Gerçeklikten Korkmak

İki farklı insan var: gerçeği bilmek isteyenler ve yalana inanmak isteyenler. Gerçekler kötüdür bazen, canımızı yakabilir. Sıkıcılardır belki, hayallerimiz gibi renkli değil. Onun yerine hayallerin dünyasında yaşamak, düşlerin peşinden koşmak isteyenlerdir bence yalana inanmak isteyenler. Bir şeyi, kişiyi severler ve onunla alakalı üzücü, sıkıcı gerçekleri bilmek istemezler. Onun yerine kendini onun olumlu özelliklerine kaptırır ve onun mükemmel olduğuna inandırırlar üzülmemek için. Yalanlara inanmak zayıf insanların yaptığı bir şeydir bence.

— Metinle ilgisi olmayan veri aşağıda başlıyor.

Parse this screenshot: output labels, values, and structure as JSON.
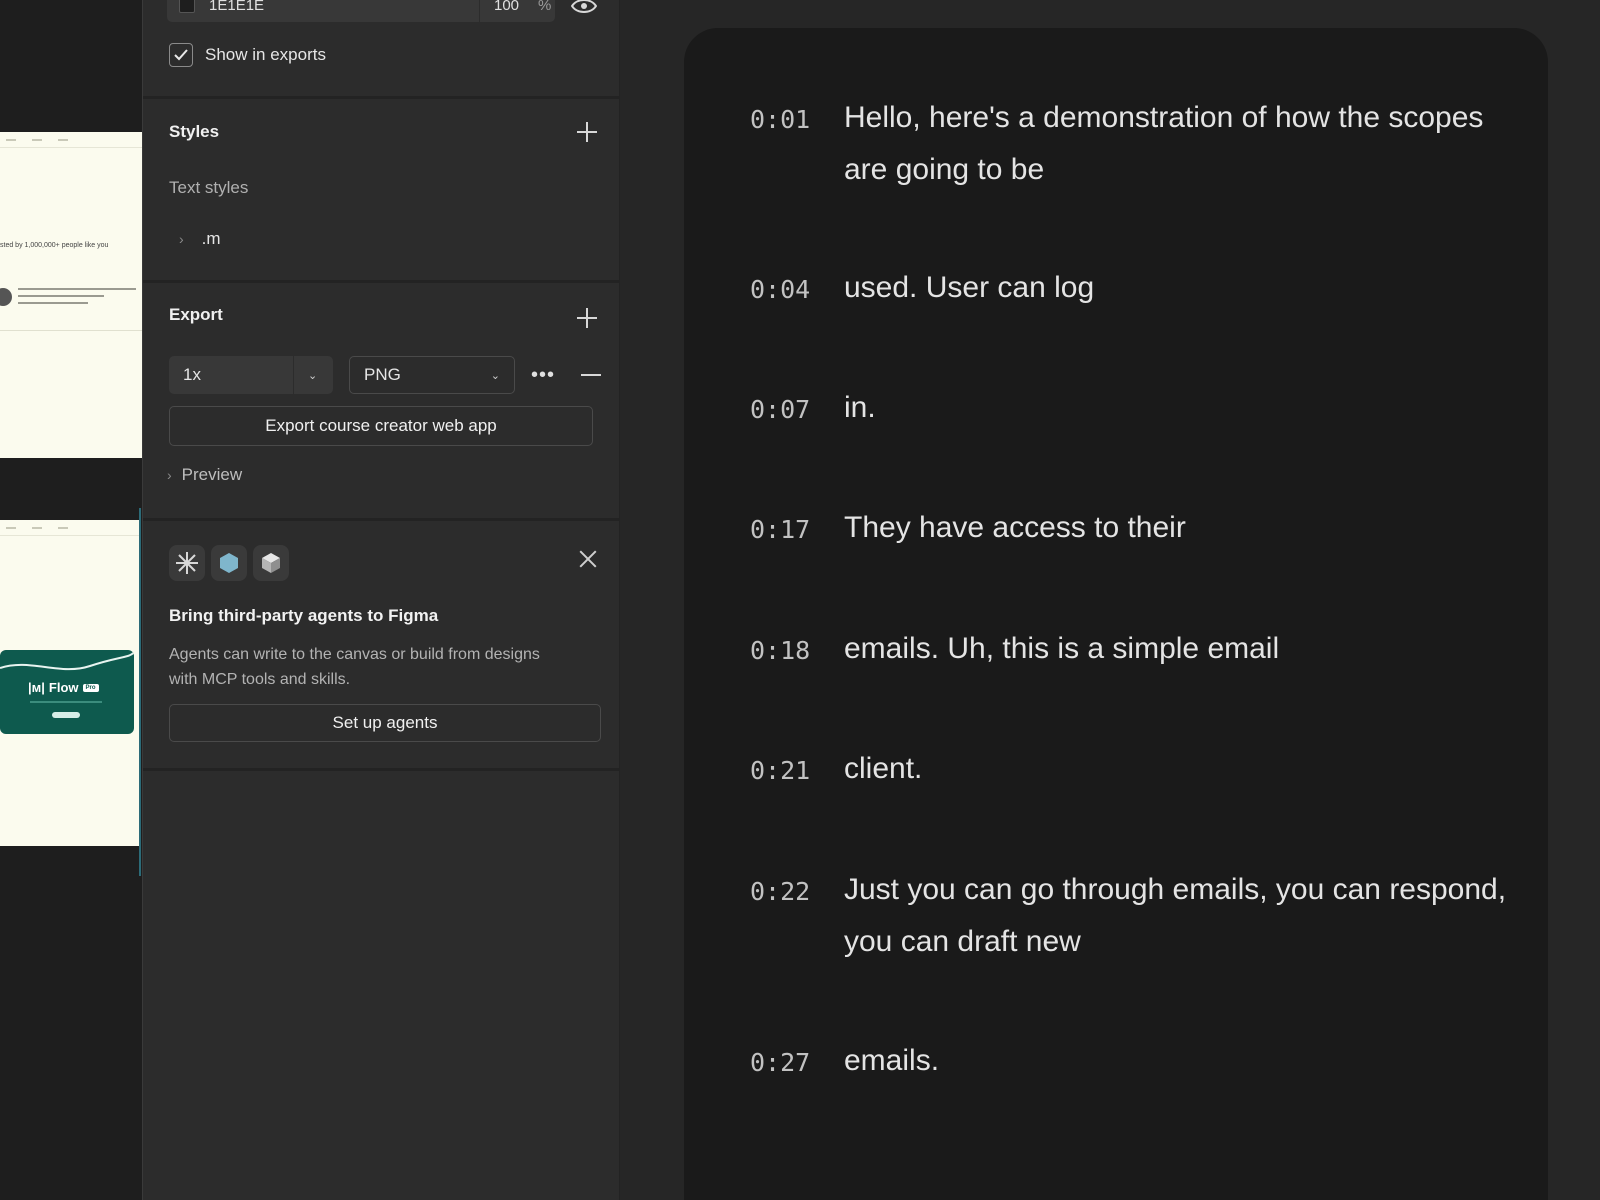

Bir şeyi sever ve onunla alakalı bütün kötü özellikleri görmezden gelir. İnsan fiziksel acıdan olduğu kadar psikolojik acıdan da kaçar. İçgüdümüzü yenebilirsek ancak o zaman acı gerçekle yüzleşiriz. Yalana inananlar bu içgüdüyü yenemiyor ve daima o renkli hayallerde yaşıyorlar. Örneğin küçükken seyrettiğiniz sihirbazları düşünün. Hatta küçüklüğe gitmeye gerek yok, şimdi bile sihirbazları seyrederken gösterileri bittiğinde şaşıranlar var. İşin işinde numara olduğunu bildikleri halde kendilerini bunun gerçek olduğuna inandırırlar. Gerçeği bilmek isteyenler ise sorgular “Acaba nasıl yaptı?” diye.

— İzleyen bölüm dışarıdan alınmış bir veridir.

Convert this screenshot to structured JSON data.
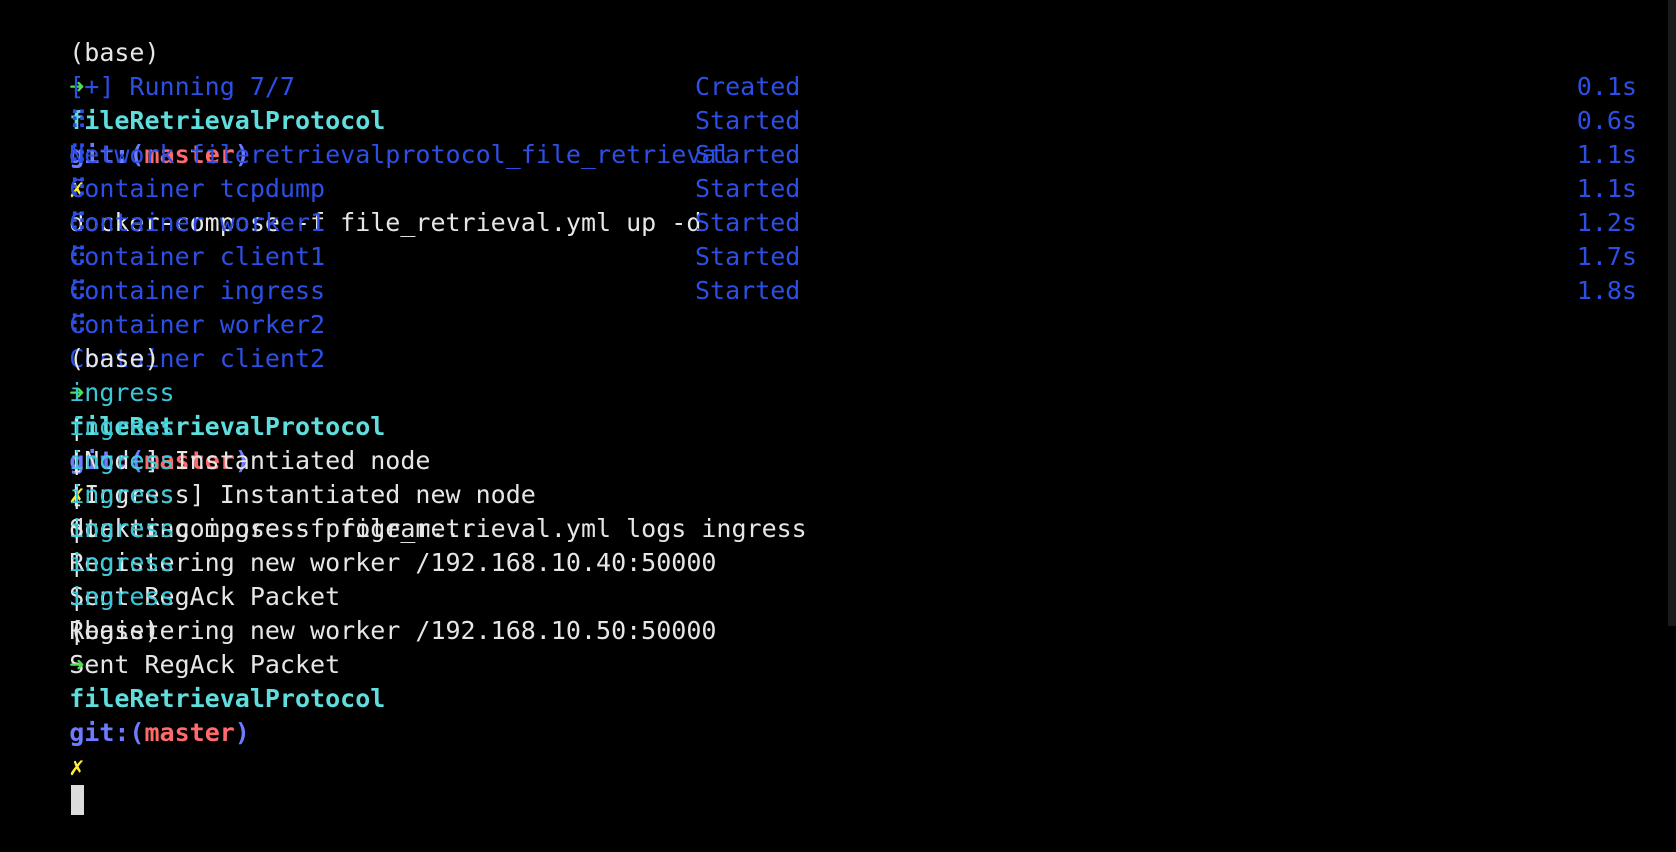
{
  "prompt": {
    "env": "(base)",
    "arrow": "➜",
    "dir": "fileRetrievalProtocol",
    "git_prefix": "git:(",
    "branch": "master",
    "git_suffix": ")",
    "dirty": "✗"
  },
  "commands": {
    "up": "docker-compose -f file_retrieval.yml up -d",
    "logs": "docker-compose -f file_retrieval.yml logs ingress"
  },
  "running": {
    "header": "[+] Running 7/7",
    "items": [
      {
        "bullet": "⠿",
        "name": "Network fileretrievalprotocol_file_retrieval",
        "status": "Created",
        "time": "0.1s"
      },
      {
        "bullet": "⠿",
        "name": "Container tcpdump",
        "status": "Started",
        "time": "0.6s"
      },
      {
        "bullet": "⠿",
        "name": "Container worker1",
        "status": "Started",
        "time": "1.1s"
      },
      {
        "bullet": "⠿",
        "name": "Container client1",
        "status": "Started",
        "time": "1.1s"
      },
      {
        "bullet": "⠿",
        "name": "Container ingress",
        "status": "Started",
        "time": "1.2s"
      },
      {
        "bullet": "⠿",
        "name": "Container worker2",
        "status": "Started",
        "time": "1.7s"
      },
      {
        "bullet": "⠿",
        "name": "Container client2",
        "status": "Started",
        "time": "1.8s"
      }
    ]
  },
  "logs": [
    {
      "service": "ingress  ",
      "sep": "|",
      "message": "[Node] Instantiated node"
    },
    {
      "service": "ingress  ",
      "sep": "|",
      "message": "[Ingress] Instantiated new node"
    },
    {
      "service": "ingress  ",
      "sep": "|",
      "message": "Starting ingress program..."
    },
    {
      "service": "ingress  ",
      "sep": "|",
      "message": "Registering new worker /192.168.10.40:50000"
    },
    {
      "service": "ingress  ",
      "sep": "|",
      "message": "Sent RegAck Packet"
    },
    {
      "service": "ingress  ",
      "sep": "|",
      "message": "Registering new worker /192.168.10.50:50000"
    },
    {
      "service": "ingress  ",
      "sep": "|",
      "message": "Sent RegAck Packet"
    }
  ],
  "colors": {
    "background": "#000000",
    "text": "#e6e6e6",
    "arrow": "#4ee04e",
    "dir": "#5fdede",
    "git": "#6e7bff",
    "branch": "#ff6a6a",
    "dirty": "#ffee33",
    "compose_output": "#2d4fe6",
    "service_name": "#3cc7d9"
  }
}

Gerçeği bilmek isteyenler de bence bir zamanlar yalana inanmak isteyenlerdendir. Kendilerini güzel şeylere odaklamışlardır üzülmemek için. Ama yalanlara istedikleri kadar inansalar da en sonunda gerçeklerle yüzleşmenin kaçınılmaz olduğunu fark etmişlerdir. Dünyanın hayallerden değil gerçeklerden oluştuğunu anlamışlardır yalana inanmak isteyenlerin aksine. Evet, belki gerçekler bizi üzer. Ama yalanların da bunlardan bir farkı yoktur. Sadece ilk başta bizi yalanlara inanırız, mutlu oluruz, sonrasında gerçek dünyada olduğumuzu fark ederiz. Bu kişiler hayatta daha güçlüdür. Gerçekleri bilmek isterler, bu onları üzse de sevindirse de. Çünkü hayatta güçlü olabilmek gerçekleri bilmeyi gerektirir. Biz sürekli hayallere inanırsak gerçeklerden oluşan hayatta zayıf düşeriz.

Bu ikisinin arasındaki ilişki, bilmek inanmayı kapsayabilirken inanmanın bilmeyi kapsamak gibi bir zorunluluğunun bulunmadığı bir ilişkidir. Bu yüzden bilmek daha üst basamakta yer alır bana göre. Belki kendini inanmak zorunda hissedersin ama inanmak bir kanıta dayanmadan güvenmektir. Bu yüzden gerçeği bilmek isteyenler her zaman bir adım öndedir benim için. Bir şeye inanmak isteyenler, doğru ya da yanlış, mantık aramaz çoğunlukla. Kendisinin gerçeği kaldıramayacaklarının farkında olmasından kaynaklanan bir şeydir. Çünkü mutlu olmak, buna inanmak ister. Ama gerçeği bilmek istiyorsak mantık aramalıyız, sorgulamalıyız.

“İnsanlar kandırılmak istiyor. Gerçeklikten, yaşamaktan korkuyorlar çünkü. Bu yüzden hep televizyon izleyip fal baktırıyorlar. Onlara yalan söylerseniz sizi severler, en çok sizi severler. Gerçekleri hatırlatırsanız sizden
uzaklaşırlar, bazen nefret bile ederler.”